With all due respect, and I’m sure you are aware, as part of the decision, bishops and other church officials were granted the right to refuse to officiate homosexual marriages. Priests who do not want to celebrate a marriage between a same-sex couple will still have the right to object. So it’s clear you have the option to remain and not perform legal marriages between 2 of God’s children whose orientation and natural attraction happens to be towards a partner of the same gender.
With all due respect, that doesn’t mean anything substantially. A few days ago, I heard that after the institution of the liturgy (probably in January), I could still, legitimately, proclaim the tradition and biblical view. But that is simply not the case
Of course I can preach that, but when the Church has instituted a new teaching, I cannot preach a different view and claim to represent the Church’s teaching.
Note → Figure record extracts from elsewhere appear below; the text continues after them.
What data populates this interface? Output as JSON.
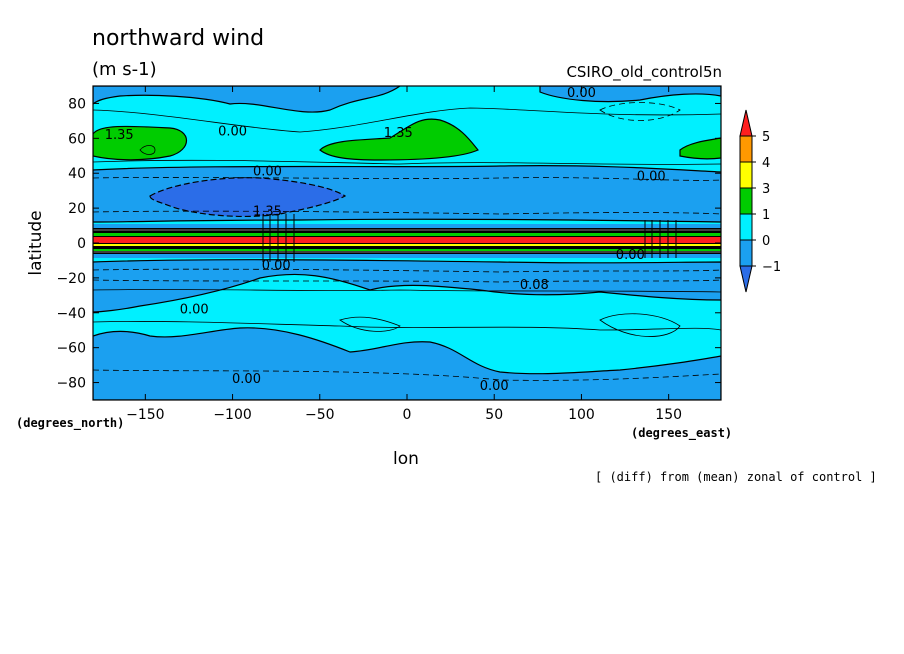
{
  "chart_data": {
    "type": "heatmap",
    "title": "northward wind",
    "units": "(m s-1)",
    "dataset": "CSIRO_old_control5n",
    "note": "[ (diff) from (mean) zonal of control ]",
    "xlabel": "lon",
    "ylabel": "latitude",
    "x_unit_label": "(degrees_east)",
    "y_unit_label": "(degrees_north)",
    "xlim": [
      -180,
      180
    ],
    "ylim": [
      -90,
      90
    ],
    "x_ticks": [
      -150,
      -100,
      -50,
      0,
      50,
      100,
      150
    ],
    "y_ticks": [
      80,
      60,
      40,
      20,
      0,
      -20,
      -40,
      -60,
      -80
    ],
    "colorbar": {
      "levels": [
        -1,
        0,
        1,
        3,
        4,
        5
      ],
      "colors": [
        "#2b6de8",
        "#1ba0f0",
        "#00f0ff",
        "#00cc00",
        "#ffff00",
        "#ff9900",
        "#ff1f1f"
      ]
    },
    "contour_labels": [
      {
        "text": "1.35",
        "lon": -165,
        "lat": 62
      },
      {
        "text": "0.00",
        "lon": -100,
        "lat": 64
      },
      {
        "text": "1.35",
        "lon": -5,
        "lat": 63
      },
      {
        "text": "0.00",
        "lon": 100,
        "lat": 86
      },
      {
        "text": "0.00",
        "lon": -80,
        "lat": 41
      },
      {
        "text": "0.00",
        "lon": 140,
        "lat": 38
      },
      {
        "text": "1.35",
        "lon": -80,
        "lat": 18
      },
      {
        "text": "0.00",
        "lon": 128,
        "lat": -7
      },
      {
        "text": "0.00",
        "lon": -75,
        "lat": -13
      },
      {
        "text": "0.08",
        "lon": 73,
        "lat": -24
      },
      {
        "text": "0.00",
        "lon": -122,
        "lat": -38
      },
      {
        "text": "0.00",
        "lon": -92,
        "lat": -78
      },
      {
        "text": "0.00",
        "lon": 50,
        "lat": -82
      }
    ],
    "regions": [
      {
        "level": 0,
        "note": "background 0 to 1 band"
      },
      {
        "level": -1,
        "note": "negative bands near 30N, 20S, polar south"
      },
      {
        "level": 1,
        "note": "positive patches near 60N"
      },
      {
        "level": 5,
        "note": "strong equatorial band"
      }
    ]
  }
}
Even though both priests and bishops have made the claim, two mutually excluding views cannot both be the official teaching of a Church.
As a priest, I preach as a representative of the Church, and of my bishop, and I am in communion - sacramentally AND doctrinally with everyone he is in communion with. If A is in communion with B, and B is in communion with C, then A is in communion with C, if he wants to or not. So unless there is granted alternative episcopal oversight (essentially two communions under one roof), I will have to leave.
My bishop told me that I shouldn’t go, because I’m so young (33). I didn’t answer him, but if I did, I would ask him what my age had to do with it. Practically, I’m at an age where I could easily get a new (and probably better paying) job, if I couldn’t continue (somewhere else) as a priest, and existentially his points were just weird. Did he ask me to compromise my conscience for 30 years ‘because I’m young’?
It reminds me of the scene, in
A Man For All Seasons, between Norfolk and Thomas More where Norfolk asks More to sign the declaration, “for fellowship,” whereupon More answers: “And when we die, and you are sent to heaven for doing your conscience, and I am sent to hell for not doing mine, will you come with me, for fellowship?”